What does this show? Take your pick: (a) that the cases that are decided this early in the Court's Term tend not to be divisive ones (he says, on the day after the anniversary of Roe v. Wade), or (b) that much of the real action on the Court comes not in deciding cases, but instead in deciding which cases to hear. Take yesterday's decision in Meyer v. Holley. Sure, it looks like the Ninth Circuit was probably wrong, but from reading the Supreme Court's opinion it seems that this precise issue had never come up in any other case before now; and that it would come up again in a way that really mattered in future cases, if ever, only very rarely. So was this really one of the 80-or-so most important cases of the year, one of the ones that the Supreme Court ought to be fooling with? The Justices Heldman would have very different priorities as to what issues are really deserving of the Court's consideration, and could fill up the Court's docket with review of "conservative" lower court decisions that are rather clearly wrong.
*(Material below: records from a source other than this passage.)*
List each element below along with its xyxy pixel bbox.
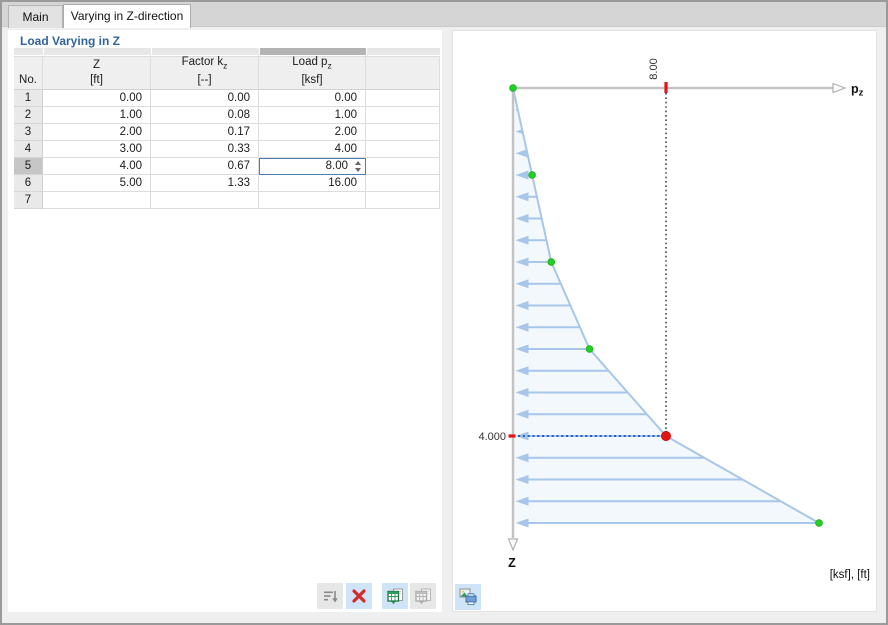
table-row-1: 1 0.00 0.00 0.00 <box>14 90 441 107</box>
cell-extra[interactable] <box>366 124 440 141</box>
cell-kz[interactable]: 1.33 <box>151 175 259 192</box>
cell-pz[interactable]: 4.00 <box>259 141 366 158</box>
table-header: No. Z [ft] Factor kz [--] Load pz [ksf] <box>14 56 441 90</box>
row-number[interactable]: 2 <box>14 107 43 124</box>
load-table: No. Z [ft] Factor kz [--] Load pz [ksf] … <box>14 48 441 209</box>
cell-extra[interactable] <box>366 107 440 124</box>
cell-kz[interactable]: 0.00 <box>151 90 259 107</box>
export-excel-button[interactable] <box>382 583 408 609</box>
load-definition-panel: Load Varying in Z No. Z [ft] Factor kz [… <box>8 30 442 612</box>
table-row-2: 2 1.00 0.08 1.00 <box>14 107 441 124</box>
svg-text:pz: pz <box>851 82 864 99</box>
tab-main[interactable]: Main <box>8 5 63 28</box>
delete-row-icon <box>351 588 367 604</box>
cell-z[interactable]: 0.00 <box>43 90 151 107</box>
row-number[interactable]: 7 <box>14 192 43 209</box>
tab-bar: Main Varying in Z-direction <box>2 2 886 27</box>
cell-pz[interactable]: 2.00 <box>259 124 366 141</box>
header-extra <box>366 56 440 90</box>
row-number[interactable]: 4 <box>14 141 43 158</box>
load-diagram-panel: pz Z 8.00 4.000 [ksf], [ft] <box>452 30 877 612</box>
row-number[interactable]: 6 <box>14 175 43 192</box>
row-number-active[interactable]: 5 <box>14 158 43 175</box>
import-excel-button[interactable] <box>410 583 436 609</box>
cell-z[interactable]: 5.00 <box>43 175 151 192</box>
cell-pz[interactable]: 16.00 <box>259 175 366 192</box>
cell-z[interactable] <box>43 192 151 209</box>
cell-extra[interactable] <box>366 158 440 175</box>
cell-extra[interactable] <box>366 175 440 192</box>
dialog-window: Main Varying in Z-direction Load Varying… <box>0 0 888 625</box>
load-diagram: pz Z 8.00 4.000 [ksf], [ft] <box>453 31 876 611</box>
cell-pz[interactable]: 1.00 <box>259 107 366 124</box>
panel-title: Load Varying in Z <box>20 34 120 48</box>
col-strip-z[interactable] <box>44 48 151 55</box>
cell-pz[interactable]: 0.00 <box>259 90 366 107</box>
cell-extra[interactable] <box>366 192 440 209</box>
spin-up-icon[interactable] <box>355 161 361 165</box>
cell-extra[interactable] <box>366 90 440 107</box>
cell-kz[interactable]: 0.17 <box>151 124 259 141</box>
sort-rows-icon <box>322 588 339 605</box>
cell-extra[interactable] <box>366 141 440 158</box>
export-excel-icon <box>387 588 404 605</box>
cell-pz-active[interactable]: 8.00 <box>259 158 366 175</box>
active-cell-value[interactable]: 8.00 <box>260 159 352 174</box>
header-load-pz: Load pz [ksf] <box>259 56 366 90</box>
print-graphic-icon <box>459 588 477 606</box>
table-row-7: 7 <box>14 192 441 209</box>
table-row-3: 3 2.00 0.17 2.00 <box>14 124 441 141</box>
spin-down-icon[interactable] <box>355 168 361 172</box>
print-graphic-button[interactable] <box>455 584 481 610</box>
svg-text:[ksf], [ft]: [ksf], [ft] <box>830 569 870 581</box>
cell-z[interactable]: 3.00 <box>43 141 151 158</box>
svg-text:Z: Z <box>508 556 516 570</box>
table-row-6: 6 5.00 1.33 16.00 <box>14 175 441 192</box>
col-strip-no[interactable] <box>14 48 43 55</box>
svg-text:8.00: 8.00 <box>648 58 660 79</box>
cell-kz[interactable]: 0.08 <box>151 107 259 124</box>
col-strip-extra[interactable] <box>367 48 440 55</box>
cell-z[interactable]: 4.00 <box>43 158 151 175</box>
sort-rows-button[interactable] <box>317 583 343 609</box>
tab-varying-in-z[interactable]: Varying in Z-direction <box>63 4 191 28</box>
value-spinner <box>352 159 363 174</box>
table-row-4: 4 3.00 0.33 4.00 <box>14 141 441 158</box>
table-row-5: 5 4.00 0.67 8.00 <box>14 158 441 175</box>
row-number[interactable]: 1 <box>14 90 43 107</box>
header-z: Z [ft] <box>43 56 151 90</box>
header-no: No. <box>14 56 43 90</box>
cell-pz[interactable] <box>259 192 366 209</box>
column-select-strip <box>14 48 441 55</box>
cell-z[interactable]: 2.00 <box>43 124 151 141</box>
cell-kz[interactable]: 0.33 <box>151 141 259 158</box>
cell-z[interactable]: 1.00 <box>43 107 151 124</box>
cell-kz[interactable]: 0.67 <box>151 158 259 175</box>
cell-kz[interactable] <box>151 192 259 209</box>
svg-text:4.000: 4.000 <box>478 431 506 443</box>
import-excel-icon <box>415 588 432 605</box>
header-factor-kz: Factor kz [--] <box>151 56 259 90</box>
delete-row-button[interactable] <box>346 583 372 609</box>
row-number[interactable]: 3 <box>14 124 43 141</box>
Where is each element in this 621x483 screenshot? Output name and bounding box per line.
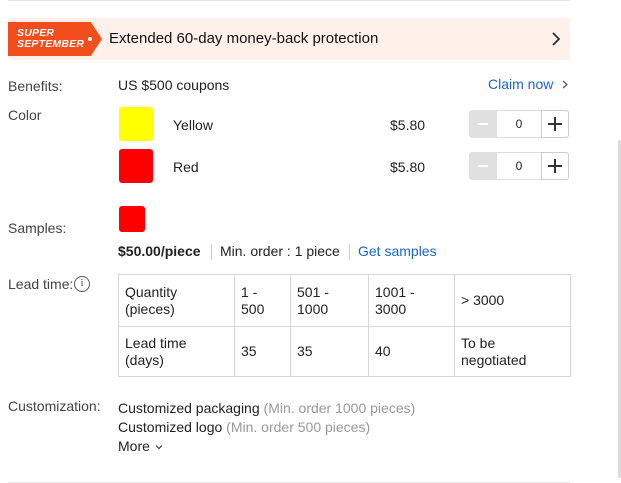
color-price-yellow: $5.80: [390, 117, 426, 133]
color-swatch-red[interactable]: [119, 149, 153, 183]
samples-label: Samples:: [8, 220, 67, 236]
table-cell: 35: [290, 326, 369, 377]
minus-icon: [477, 165, 488, 167]
chevron-right-icon[interactable]: [549, 32, 563, 46]
divider: [349, 244, 350, 260]
table-cell: 501 - 1000: [290, 274, 369, 327]
sample-swatch-red[interactable]: [119, 206, 145, 232]
minus-icon: [477, 123, 488, 125]
claim-now-label: Claim now: [488, 76, 554, 92]
customization-item: Customized logo (Min. order 500 pieces): [118, 419, 370, 435]
chevron-down-icon[interactable]: [155, 443, 163, 451]
get-samples-link[interactable]: Get samples: [358, 243, 437, 259]
lead-time-label: Lead time:: [8, 276, 74, 292]
color-name-yellow: Yellow: [173, 117, 213, 133]
table-cell: Lead time (days): [118, 326, 235, 377]
decrement-button[interactable]: [469, 110, 496, 138]
chevron-right-icon: [562, 80, 569, 89]
customization-note: (Min. order 1000 pieces): [263, 400, 416, 416]
lead-time-table: Quantity (pieces) 1 - 500 501 - 1000 100…: [118, 274, 571, 377]
promo-banner[interactable]: SUPER SEPTEMBER Extended 60-day money-ba…: [8, 18, 570, 60]
table-cell: 1001 - 3000: [368, 274, 455, 327]
customization-note: (Min. order 500 pieces): [226, 419, 371, 435]
table-cell: 1 - 500: [234, 274, 291, 327]
customization-name: Customized logo: [118, 419, 223, 435]
quantity-input-yellow[interactable]: 0: [496, 110, 542, 138]
customization-item: Customized packaging (Min. order 1000 pi…: [118, 400, 415, 416]
super-september-badge: SUPER SEPTEMBER: [8, 22, 102, 56]
color-label: Color: [8, 107, 42, 123]
plus-icon[interactable]: [541, 110, 569, 138]
color-swatch-yellow[interactable]: [119, 107, 153, 141]
color-price-red: $5.80: [390, 159, 426, 175]
sample-min-order: Min. order : 1 piece: [220, 243, 340, 259]
badge-dot: [88, 37, 92, 41]
benefits-label: Benefits:: [8, 78, 63, 94]
decrement-button[interactable]: [469, 152, 496, 180]
color-name-red: Red: [173, 159, 199, 175]
quantity-input-red[interactable]: 0: [496, 152, 542, 180]
plus-icon[interactable]: [541, 152, 569, 180]
table-cell: Quantity (pieces): [118, 274, 235, 327]
info-icon[interactable]: i: [74, 276, 90, 292]
table-cell: > 3000: [454, 274, 571, 327]
table-cell: 35: [234, 326, 291, 377]
customization-label: Customization:: [8, 398, 101, 414]
divider: [211, 244, 212, 260]
table-row: Lead time (days) 35 35 40 To be negotiat…: [118, 326, 571, 377]
claim-now-link[interactable]: Claim now: [488, 76, 569, 92]
more-button[interactable]: More: [118, 438, 150, 454]
table-row: Quantity (pieces) 1 - 500 501 - 1000 100…: [118, 274, 571, 327]
table-cell: 40: [368, 326, 455, 377]
quantity-stepper-red[interactable]: 0: [469, 152, 569, 180]
benefits-value: US $500 coupons: [118, 77, 230, 93]
sample-price: $50.00/piece: [118, 243, 201, 259]
top-divider: [8, 0, 570, 1]
customization-name: Customized packaging: [118, 400, 260, 416]
promo-text: Extended 60-day money-back protection: [109, 30, 379, 47]
table-cell: To be negotiated: [454, 326, 571, 377]
quantity-stepper-yellow[interactable]: 0: [469, 110, 569, 138]
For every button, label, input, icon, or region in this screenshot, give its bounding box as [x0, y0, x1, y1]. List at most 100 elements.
1 Yes, I know that as a guy who loves the internet I'm supposed to decry Eldred, but I don't; I favor long-lasting and robust copyright protection. And I realized why, the other day, when the movie Shrek was on the TV, and the soundtrack included John Cale's version of Leonard Cohen's song "Hallelujah": I think it's great and even important that Leonard Cohen get a lot of money for writing such a song, whether it's used in a movie 15 or 50 or even somewhat more years after he wrote it. I don't know enough about music licensing to know whether John Cale would have gotten big checks from this too, but I hope so.